Exile – that stands for expatriation, the loss of civil rights, being homeless – Bertold
Brecht wrote in his poem “Über die Bezeichnung Emigration” (about the expression
emigration). For each emigrant it also meant disorientation, existential threat, lack of
money, language barriers and political incabability as well as being homesick and
pained by worries about the ones left behind.
Escaping Hitler many artists and intellectuals ended up in New York. Amerika should
become the exile without a home. The artists and radicals amongst the emigrants
thought of themselves as avant-gardists, vanguard for a future where the political and
cultural limits of the present would no longer count.
The commoners amongst them followed their "functional" roles as doctors, lawyers or
teachers. They came to America, knowing more about this country than any other
emigrant ever before and with respect for the rough, modern civilization.
The fates are numerous: some of the emigrants became popular in Hollywood, others
just barely made it in this new world.

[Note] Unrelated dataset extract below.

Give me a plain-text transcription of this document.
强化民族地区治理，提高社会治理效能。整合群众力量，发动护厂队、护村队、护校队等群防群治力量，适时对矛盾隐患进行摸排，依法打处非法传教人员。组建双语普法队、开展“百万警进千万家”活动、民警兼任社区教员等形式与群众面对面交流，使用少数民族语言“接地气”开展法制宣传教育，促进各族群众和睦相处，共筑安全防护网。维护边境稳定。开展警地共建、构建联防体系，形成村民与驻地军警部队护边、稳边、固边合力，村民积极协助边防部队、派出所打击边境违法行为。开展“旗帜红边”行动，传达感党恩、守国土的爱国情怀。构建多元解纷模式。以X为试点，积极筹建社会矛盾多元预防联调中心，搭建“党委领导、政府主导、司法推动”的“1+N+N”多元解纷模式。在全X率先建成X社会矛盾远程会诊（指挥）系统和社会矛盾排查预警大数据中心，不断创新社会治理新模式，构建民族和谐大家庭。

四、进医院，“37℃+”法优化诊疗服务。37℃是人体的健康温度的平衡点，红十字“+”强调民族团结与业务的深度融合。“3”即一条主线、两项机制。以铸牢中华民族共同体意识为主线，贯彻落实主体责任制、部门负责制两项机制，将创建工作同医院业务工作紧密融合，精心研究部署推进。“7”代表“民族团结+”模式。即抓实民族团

Without the protection of an institution many had to
earn their living by dirty work. Others found badly paid jobs in radio stations others
became journalists. Only gradually were they able to set up a new existence as artists,
however always formed by the exile from their homeland. Some celebrated huge
successes in Hollywood or on Broadway. At home their art was forbidden as
“degenerate”.
After the war, cultural life developed with unexpected suddenness. Concerts were held,
theaters reopened – the need to catch up was enormous. Work of artists that had been
condemned during the 3rd Reich was back on the playlists, museums showed the
works of the classic modern age.
Music was the fastest to recover: just a few days after the capitulation first concerts took
place. Jazz, already popular in german urban culture of the 20´s, called “niggermusic”

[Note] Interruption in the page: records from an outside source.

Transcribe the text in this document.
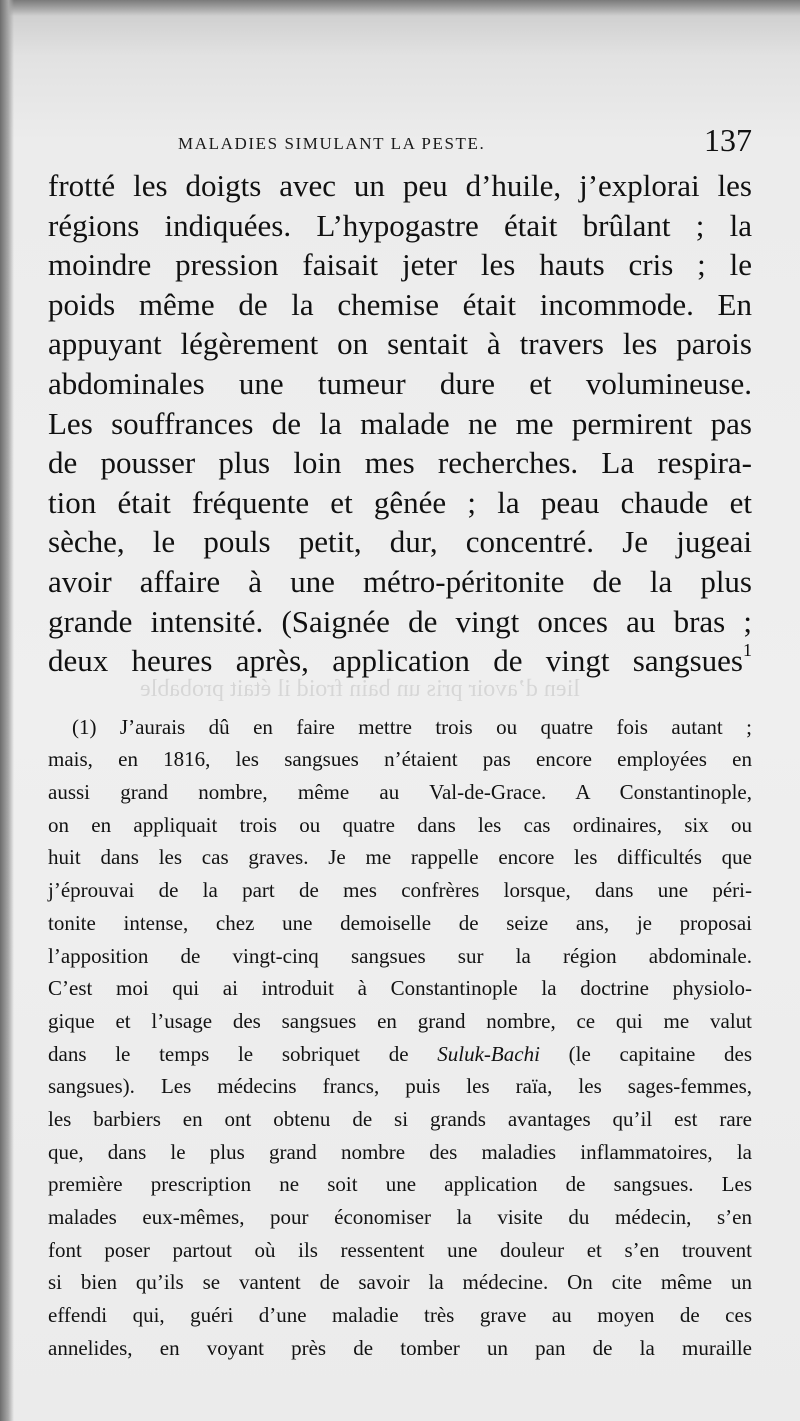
lien d’avoir pris un bain froid il était probable
MALADIES SIMULANT LA PESTE.	137
frotté les doigts avec un peu d’huile, j’explorai les
régions indiquées. L’hypogastre était brûlant ; la
moindre pression faisait jeter les hauts cris ; le
poids même de la chemise était incommode. En
appuyant légèrement on sentait à travers les parois
abdominales une tumeur dure et volumineuse.
Les souffrances de la malade ne me permirent pas
de pousser plus loin mes recherches. La respira-
tion était fréquente et gênée ; la peau chaude et
sèche, le pouls petit, dur, concentré. Je jugeai
avoir affaire à une métro-péritonite de la plus
grande intensité. (Saignée de vingt onces au bras ;
deux heures après, application de vingt sangsues$^1$
(1) J’aurais dû en faire mettre trois ou quatre fois autant ;
mais, en 1816, les sangsues n’étaient pas encore employées en
aussi grand nombre, même au Val-de-Grace. A Constantinople,
on en appliquait trois ou quatre dans les cas ordinaires, six ou
huit dans les cas graves. Je me rappelle encore les difficultés que
j’éprouvai de la part de mes confrères lorsque, dans une péri-
tonite intense, chez une demoiselle de seize ans, je proposai
l’apposition de vingt-cinq sangsues sur la région abdominale.
C’est moi qui ai introduit à Constantinople la doctrine physiolo-
gique et l’usage des sangsues en grand nombre, ce qui me valut
dans le temps le sobriquet de Suluk-Bachi (le capitaine des
sangsues). Les médecins francs, puis les raïa, les sages-femmes,
les barbiers en ont obtenu de si grands avantages qu’il est rare
que, dans le plus grand nombre des maladies inflammatoires, la
première prescription ne soit une application de sangsues. Les
malades eux-mêmes, pour économiser la visite du médecin, s’en
font poser partout où ils ressentent une douleur et s’en trouvent
si bien qu’ils se vantent de savoir la médecine. On cite même un
effendi qui, guéri d’une maladie très grave au moyen de ces
annelides, en voyant près de tomber un pan de la muraille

by the Nazis, celebrated a convincing comeback. Film became the most important
medium for coming to terms with the past and entertainment.
The new, west-german post-war culture was essentially influenced by America. But
the cultural heritage left by the emigrants remained forgotten. Also in the GDR hardly
anyone treated the subject of art by the emigrated: the ash was worshipped, the
memory institutionalized.
Udo Lindenberg now brings a piece of german cultural history back to Germany. He
builds the time-bridge from New York over Bremerhaven and Berlin, between Berlin in
its´ 20´s to contemporary Berlin 2002 to the future: Berlin 2020. He passes on the fire of
those emigrants, that never had the chance at the time to present their works to a large
german audience.
The music of the 20´s and 30´s, sung in todays´ style and groove, freed by Udo and his
crew of experts from their nostalgic closet, celebrated in a big, flamboyant show and
released on a new CD; up to now, no one in Germany has done this before.
Not tears of sorrow but tears of joy will stream on the Columbuskaje in Bremerhaven
2002 for the return of our great artists and rebels to the streets an theaters of the
Colorific Republic Germany – and the world.